Length(self.0 + rhs.0, PhantomData)
}
}
fn main() {
// Specifies `one_foot` to have phantom type parameter `Inch`.
let one_foot: Length<Inch> = Length(12.0, PhantomData);
// `one_meter` has phantom type parameter `Mm`.
let one_meter: Length<Mm> = Length(1000.0, PhantomData);
// `+` calls the `add()` method we implemented for `Length<Unit>`.
//
// Since `Length` implements `Copy`, `add()` does not consume
// `one_foot` and `one_meter` but copies them into `self` and `rhs`.
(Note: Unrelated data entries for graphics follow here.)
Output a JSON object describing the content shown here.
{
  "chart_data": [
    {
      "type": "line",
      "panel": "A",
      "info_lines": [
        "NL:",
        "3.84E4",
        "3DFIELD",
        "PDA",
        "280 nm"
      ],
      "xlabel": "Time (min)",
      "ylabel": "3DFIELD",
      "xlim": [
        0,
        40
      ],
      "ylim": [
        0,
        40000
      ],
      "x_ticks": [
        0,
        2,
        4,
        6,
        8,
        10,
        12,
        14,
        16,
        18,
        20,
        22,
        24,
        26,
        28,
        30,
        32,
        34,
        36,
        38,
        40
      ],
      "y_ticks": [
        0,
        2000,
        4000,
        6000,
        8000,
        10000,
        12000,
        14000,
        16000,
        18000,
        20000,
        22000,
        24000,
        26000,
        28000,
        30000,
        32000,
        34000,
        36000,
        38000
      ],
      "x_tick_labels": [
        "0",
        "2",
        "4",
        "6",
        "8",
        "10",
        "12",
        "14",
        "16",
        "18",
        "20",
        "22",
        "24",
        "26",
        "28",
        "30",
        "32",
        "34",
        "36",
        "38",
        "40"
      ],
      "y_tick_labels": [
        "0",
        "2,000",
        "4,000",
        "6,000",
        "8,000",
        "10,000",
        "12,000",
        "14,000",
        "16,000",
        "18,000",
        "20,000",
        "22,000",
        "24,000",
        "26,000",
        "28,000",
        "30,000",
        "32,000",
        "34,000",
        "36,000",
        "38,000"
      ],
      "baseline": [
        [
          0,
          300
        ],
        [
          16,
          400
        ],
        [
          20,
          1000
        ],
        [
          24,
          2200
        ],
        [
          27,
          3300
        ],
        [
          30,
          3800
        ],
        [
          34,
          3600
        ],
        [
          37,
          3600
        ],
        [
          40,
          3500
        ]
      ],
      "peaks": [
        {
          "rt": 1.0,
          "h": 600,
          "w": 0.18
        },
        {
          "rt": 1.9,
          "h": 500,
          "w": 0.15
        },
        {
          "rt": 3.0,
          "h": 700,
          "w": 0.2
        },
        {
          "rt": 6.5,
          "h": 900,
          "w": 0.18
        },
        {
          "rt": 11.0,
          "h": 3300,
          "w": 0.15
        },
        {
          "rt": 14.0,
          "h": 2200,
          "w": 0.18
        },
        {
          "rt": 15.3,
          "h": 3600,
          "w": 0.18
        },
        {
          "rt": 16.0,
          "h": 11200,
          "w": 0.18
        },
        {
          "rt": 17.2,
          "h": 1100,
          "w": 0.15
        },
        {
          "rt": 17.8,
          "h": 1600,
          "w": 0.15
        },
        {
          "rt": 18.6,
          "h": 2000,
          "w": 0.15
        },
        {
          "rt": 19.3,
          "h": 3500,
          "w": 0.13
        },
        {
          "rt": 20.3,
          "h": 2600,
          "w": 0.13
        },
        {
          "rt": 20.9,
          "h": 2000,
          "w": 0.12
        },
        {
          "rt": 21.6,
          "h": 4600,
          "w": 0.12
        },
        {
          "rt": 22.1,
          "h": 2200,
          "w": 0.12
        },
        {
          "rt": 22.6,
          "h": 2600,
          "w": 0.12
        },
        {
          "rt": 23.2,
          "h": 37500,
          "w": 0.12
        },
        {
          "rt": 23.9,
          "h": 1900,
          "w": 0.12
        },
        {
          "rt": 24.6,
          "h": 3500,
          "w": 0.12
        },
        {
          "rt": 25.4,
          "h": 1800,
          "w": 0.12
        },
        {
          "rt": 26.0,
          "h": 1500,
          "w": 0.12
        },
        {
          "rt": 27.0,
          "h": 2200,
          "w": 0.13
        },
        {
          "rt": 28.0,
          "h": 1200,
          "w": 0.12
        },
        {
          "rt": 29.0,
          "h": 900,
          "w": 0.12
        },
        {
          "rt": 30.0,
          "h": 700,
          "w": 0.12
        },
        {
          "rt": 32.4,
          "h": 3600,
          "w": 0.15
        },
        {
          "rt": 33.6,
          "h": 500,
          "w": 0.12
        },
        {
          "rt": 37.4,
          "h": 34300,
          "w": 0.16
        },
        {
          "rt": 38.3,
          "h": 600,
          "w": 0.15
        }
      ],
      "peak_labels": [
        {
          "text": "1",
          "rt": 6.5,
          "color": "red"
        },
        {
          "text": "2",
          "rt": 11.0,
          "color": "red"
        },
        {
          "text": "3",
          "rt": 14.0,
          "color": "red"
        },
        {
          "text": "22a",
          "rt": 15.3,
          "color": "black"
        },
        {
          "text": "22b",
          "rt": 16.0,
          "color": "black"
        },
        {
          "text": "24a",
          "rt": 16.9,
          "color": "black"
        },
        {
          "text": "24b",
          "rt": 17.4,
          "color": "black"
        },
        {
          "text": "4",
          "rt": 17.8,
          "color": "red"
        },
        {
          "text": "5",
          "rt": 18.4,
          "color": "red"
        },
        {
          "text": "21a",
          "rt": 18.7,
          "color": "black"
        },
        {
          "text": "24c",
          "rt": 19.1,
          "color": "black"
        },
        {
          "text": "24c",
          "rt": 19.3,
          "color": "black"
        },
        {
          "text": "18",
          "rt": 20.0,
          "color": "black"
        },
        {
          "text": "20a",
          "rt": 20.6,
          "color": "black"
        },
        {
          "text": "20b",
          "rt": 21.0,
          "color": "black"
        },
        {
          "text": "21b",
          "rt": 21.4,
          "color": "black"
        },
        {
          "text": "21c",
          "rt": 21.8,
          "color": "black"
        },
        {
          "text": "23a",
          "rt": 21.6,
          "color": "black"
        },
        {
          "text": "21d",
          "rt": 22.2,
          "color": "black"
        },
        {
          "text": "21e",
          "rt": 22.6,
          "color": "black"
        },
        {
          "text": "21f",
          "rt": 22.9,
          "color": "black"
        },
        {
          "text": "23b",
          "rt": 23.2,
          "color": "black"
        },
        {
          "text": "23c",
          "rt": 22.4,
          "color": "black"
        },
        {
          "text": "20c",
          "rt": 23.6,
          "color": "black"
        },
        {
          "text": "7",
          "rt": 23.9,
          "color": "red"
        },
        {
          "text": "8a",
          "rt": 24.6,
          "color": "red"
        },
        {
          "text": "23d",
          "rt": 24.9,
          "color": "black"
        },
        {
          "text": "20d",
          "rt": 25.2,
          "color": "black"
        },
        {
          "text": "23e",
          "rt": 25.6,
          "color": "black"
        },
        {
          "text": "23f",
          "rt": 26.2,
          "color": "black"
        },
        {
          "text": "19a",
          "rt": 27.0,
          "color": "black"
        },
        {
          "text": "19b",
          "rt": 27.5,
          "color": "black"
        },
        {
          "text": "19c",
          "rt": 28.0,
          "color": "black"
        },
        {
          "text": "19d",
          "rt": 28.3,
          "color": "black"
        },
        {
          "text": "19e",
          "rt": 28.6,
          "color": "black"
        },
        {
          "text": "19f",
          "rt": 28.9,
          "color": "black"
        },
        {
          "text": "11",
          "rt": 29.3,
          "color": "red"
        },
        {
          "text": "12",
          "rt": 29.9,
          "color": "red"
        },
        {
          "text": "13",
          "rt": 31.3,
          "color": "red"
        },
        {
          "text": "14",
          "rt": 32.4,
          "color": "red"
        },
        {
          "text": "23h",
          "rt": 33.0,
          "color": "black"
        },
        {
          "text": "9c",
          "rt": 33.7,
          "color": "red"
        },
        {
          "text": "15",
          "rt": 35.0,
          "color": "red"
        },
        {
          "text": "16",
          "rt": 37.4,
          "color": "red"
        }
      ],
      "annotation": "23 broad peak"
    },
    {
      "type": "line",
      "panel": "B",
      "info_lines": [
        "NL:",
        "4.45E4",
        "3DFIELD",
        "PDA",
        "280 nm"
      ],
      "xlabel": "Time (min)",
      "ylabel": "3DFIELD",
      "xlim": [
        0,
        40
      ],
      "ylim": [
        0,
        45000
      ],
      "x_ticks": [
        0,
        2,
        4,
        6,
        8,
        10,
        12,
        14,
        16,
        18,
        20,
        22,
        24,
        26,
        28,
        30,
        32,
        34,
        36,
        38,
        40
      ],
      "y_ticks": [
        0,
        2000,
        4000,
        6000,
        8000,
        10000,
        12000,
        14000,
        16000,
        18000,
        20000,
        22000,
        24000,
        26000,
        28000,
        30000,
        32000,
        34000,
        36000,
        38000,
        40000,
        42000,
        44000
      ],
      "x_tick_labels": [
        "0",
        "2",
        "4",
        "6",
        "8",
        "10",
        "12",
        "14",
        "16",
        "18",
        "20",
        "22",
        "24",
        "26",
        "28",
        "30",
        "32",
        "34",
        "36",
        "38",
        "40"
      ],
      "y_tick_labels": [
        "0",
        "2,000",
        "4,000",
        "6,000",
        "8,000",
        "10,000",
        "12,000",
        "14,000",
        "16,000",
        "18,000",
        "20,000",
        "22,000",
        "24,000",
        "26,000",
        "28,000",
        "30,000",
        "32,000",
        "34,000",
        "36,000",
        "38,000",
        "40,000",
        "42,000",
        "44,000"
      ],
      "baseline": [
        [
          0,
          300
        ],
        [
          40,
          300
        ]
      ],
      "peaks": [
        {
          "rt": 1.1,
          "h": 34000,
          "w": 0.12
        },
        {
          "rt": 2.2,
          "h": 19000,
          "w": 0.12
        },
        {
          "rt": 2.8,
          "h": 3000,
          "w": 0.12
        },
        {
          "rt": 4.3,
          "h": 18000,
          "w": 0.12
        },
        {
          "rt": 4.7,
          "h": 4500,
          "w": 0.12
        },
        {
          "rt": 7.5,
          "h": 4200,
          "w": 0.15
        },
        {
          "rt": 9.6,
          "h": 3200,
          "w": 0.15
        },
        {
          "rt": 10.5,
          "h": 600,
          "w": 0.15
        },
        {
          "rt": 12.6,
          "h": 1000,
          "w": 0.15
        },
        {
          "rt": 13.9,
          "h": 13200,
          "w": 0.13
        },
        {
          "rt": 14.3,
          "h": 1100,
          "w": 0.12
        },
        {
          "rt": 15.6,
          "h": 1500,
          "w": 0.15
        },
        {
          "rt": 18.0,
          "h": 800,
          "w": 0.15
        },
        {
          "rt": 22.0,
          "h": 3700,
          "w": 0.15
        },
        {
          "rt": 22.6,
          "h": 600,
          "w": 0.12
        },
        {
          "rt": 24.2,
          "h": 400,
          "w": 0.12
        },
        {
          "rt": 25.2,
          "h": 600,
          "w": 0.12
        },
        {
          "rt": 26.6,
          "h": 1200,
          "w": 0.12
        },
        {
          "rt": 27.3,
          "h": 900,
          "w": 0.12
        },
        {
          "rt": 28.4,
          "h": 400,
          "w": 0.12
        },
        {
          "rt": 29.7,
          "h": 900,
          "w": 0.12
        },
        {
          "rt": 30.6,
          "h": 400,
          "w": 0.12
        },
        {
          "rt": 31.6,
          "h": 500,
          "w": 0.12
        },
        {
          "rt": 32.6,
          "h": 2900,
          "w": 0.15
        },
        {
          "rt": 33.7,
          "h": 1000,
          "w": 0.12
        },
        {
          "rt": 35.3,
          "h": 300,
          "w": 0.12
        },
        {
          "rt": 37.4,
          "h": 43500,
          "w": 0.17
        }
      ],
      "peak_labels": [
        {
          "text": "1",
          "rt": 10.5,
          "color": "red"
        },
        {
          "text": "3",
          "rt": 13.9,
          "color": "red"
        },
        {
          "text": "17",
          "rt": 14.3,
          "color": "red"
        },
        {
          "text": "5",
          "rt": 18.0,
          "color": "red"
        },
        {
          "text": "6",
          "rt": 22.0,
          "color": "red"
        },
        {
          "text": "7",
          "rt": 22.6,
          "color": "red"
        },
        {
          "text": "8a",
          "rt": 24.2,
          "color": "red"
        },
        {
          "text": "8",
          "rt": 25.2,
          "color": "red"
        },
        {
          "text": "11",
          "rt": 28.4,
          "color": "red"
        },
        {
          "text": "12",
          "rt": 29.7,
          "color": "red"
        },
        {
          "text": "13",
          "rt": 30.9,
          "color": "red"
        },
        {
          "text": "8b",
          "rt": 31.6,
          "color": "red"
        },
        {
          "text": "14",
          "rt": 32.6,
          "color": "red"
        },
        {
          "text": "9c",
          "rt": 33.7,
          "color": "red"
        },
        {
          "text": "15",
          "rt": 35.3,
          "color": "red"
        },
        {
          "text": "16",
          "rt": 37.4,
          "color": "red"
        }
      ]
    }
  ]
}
let two_feet = one_foot + one_foot;
let two_meters = one_meter + one_meter;
// Addition works.
println!("one foot + one_foot = {:?} in", two_feet.0);
println!("one meter + one_meter = {:?} mm", two_meters.0);
// Nonsensical operations fail as they should:
// Compile-time Error: type mismatch.
//let one_feter = one_foot + one_meter;
}Adding a field of type PhantomData<T> indicates that your type owns data of type T. This in turn implies that when your type is dropped, it may drop one or more instances of the type T. This has bearing on the Rust compiler’s drop check analysis.
If your struct does not in fact own the data of type T, it is better to use a reference type, like PhantomData<&'a T> (ideally) or PhantomData<*const T> (if no lifetime applies), so as not to indicate ownership.